Among the dozens of employees of Mr. Lazzarini's organization allegedly involved in the Hamas attack or its aftermath was a counselor at an UNRWA school in southern Gaza accused of kidnapping a woman from Israel. An UNRWA social worker from central Gaza was accused of kidnapping the body of a dead Israeli soldier into Gaza. A third is said to have taken part in an attack on an Israeli village that killed about a hundred people.

After the meeting in Israel, Mr. Lazzarini assessed Israeli claims, flew to New York to meet with U.N. Secretary-General António Guterres and began firing the workers, the U.N. official said. UNRWA told US officials about the situation on Wednesday, January 24, after which US diplomats asked Israeli security services for a more detailed explanation.
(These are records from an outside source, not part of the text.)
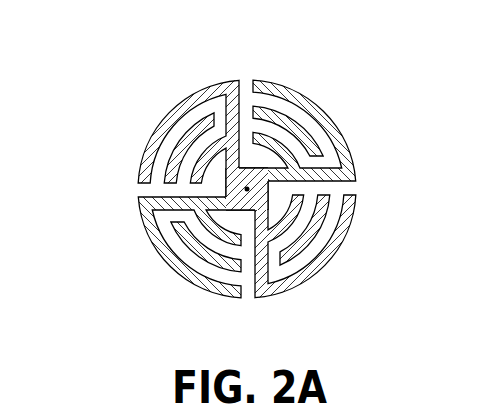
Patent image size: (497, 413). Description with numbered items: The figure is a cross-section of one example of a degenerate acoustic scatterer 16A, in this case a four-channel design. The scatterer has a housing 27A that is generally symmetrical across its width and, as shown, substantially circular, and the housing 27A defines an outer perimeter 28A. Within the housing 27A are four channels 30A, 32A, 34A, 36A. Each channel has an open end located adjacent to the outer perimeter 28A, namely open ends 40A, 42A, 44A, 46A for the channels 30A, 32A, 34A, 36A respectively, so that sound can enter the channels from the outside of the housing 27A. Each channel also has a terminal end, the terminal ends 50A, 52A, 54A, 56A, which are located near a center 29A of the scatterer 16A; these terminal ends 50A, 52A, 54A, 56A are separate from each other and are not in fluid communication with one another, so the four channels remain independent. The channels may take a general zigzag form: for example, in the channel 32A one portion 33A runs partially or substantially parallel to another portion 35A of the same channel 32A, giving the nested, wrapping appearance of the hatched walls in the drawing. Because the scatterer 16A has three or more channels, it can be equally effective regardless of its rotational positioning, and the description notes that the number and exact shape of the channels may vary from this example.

The degenerate acoustic scatterer 16A is at (236, 188).
The housing 27A is at (143, 233).
The perimeter 28A is at (172, 108).
The center 29A is at (235, 95).
The channel 30A is at (182, 102).
The channel 32A is at (322, 123).
The portion of channel 33A is at (341, 105).
The channel 34A is at (312, 248).
The portion of channel 35A is at (308, 135).
The channel 36A is at (177, 248).
The open end 40A is at (139, 188).
The open end 42A is at (248, 86).
The open end 44A is at (350, 190).
The open end 46A is at (248, 297).
The terminal end 50A is at (222, 143).
The terminal end 52A is at (248, 186).
The terminal end 54A is at (330, 210).
The terminal end 56A is at (232, 242).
The US request caused an uproar within Israel's Directorate of Military Intelligence and Strategy, whose leaders were unaware that the claims had been relayed to UNRWA itself, let alone the US government. The Strategy Directorate was concerned that the claims had been spread without a proper strategy.

Even Israeli Foreign Ministry officials were surprised by the turn of events – both when UNRWA announced the claims two days later and when donor countries, including the United States, announced they were suspending funding.

When the ministry approved Mr. Lazzarini's claims eight days earlier, few anticipated that the revelation would spark such a furor so quickly, said an official briefed on the decision. Israel has made so many accusations against UNRWA over the years that no one expected the allegation to stick, the official said.

Yet Israel's political leadership was quick to try to capitalize on the developments. Within a day, Israel Katz, the foreign minister, had called for the replacement of UNRWA with agencies committed to real peace.

Israelis take issue with UNRWA in part because they say its existence is an obstacle to a peace deal with the Palestinians.

The agency was founded in 1949 to care for Palestinians who fled or were forced from their homes during the wars surrounding the birth of the state of Israel, in a displacement known in Arabic as the Nakba, or catastrophe.

Now the agency helps more than five million refugees and their descendants living across the Middle East, including a majority of Gaza residents.

For the refugees, the agency defends their dream of returning to the former homes of their families. For that reason, Israelis see it as a threat to Israel's Jewish character: they fear that the return of so many people to what is now Israel would pose enormous demographic, security and logistical threats.

But while many military officials agree with that view, they were wary of eliminating UNRWA without a clear successor, several officials said.

Within the military, generals and officers dealing with the Gaza Strip debated the wisdom of fueling discussion about UNRWA, lest it prompt more countries to withdraw funding in the middle of a war.

But Israel's political leadership seemed to have fewer concerns.

According to a government presentation, Israeli Defense Minister Yoav Gallant said in a speech to foreign ambassadors on Thursday that UNRWA had “lost its legitimacy.”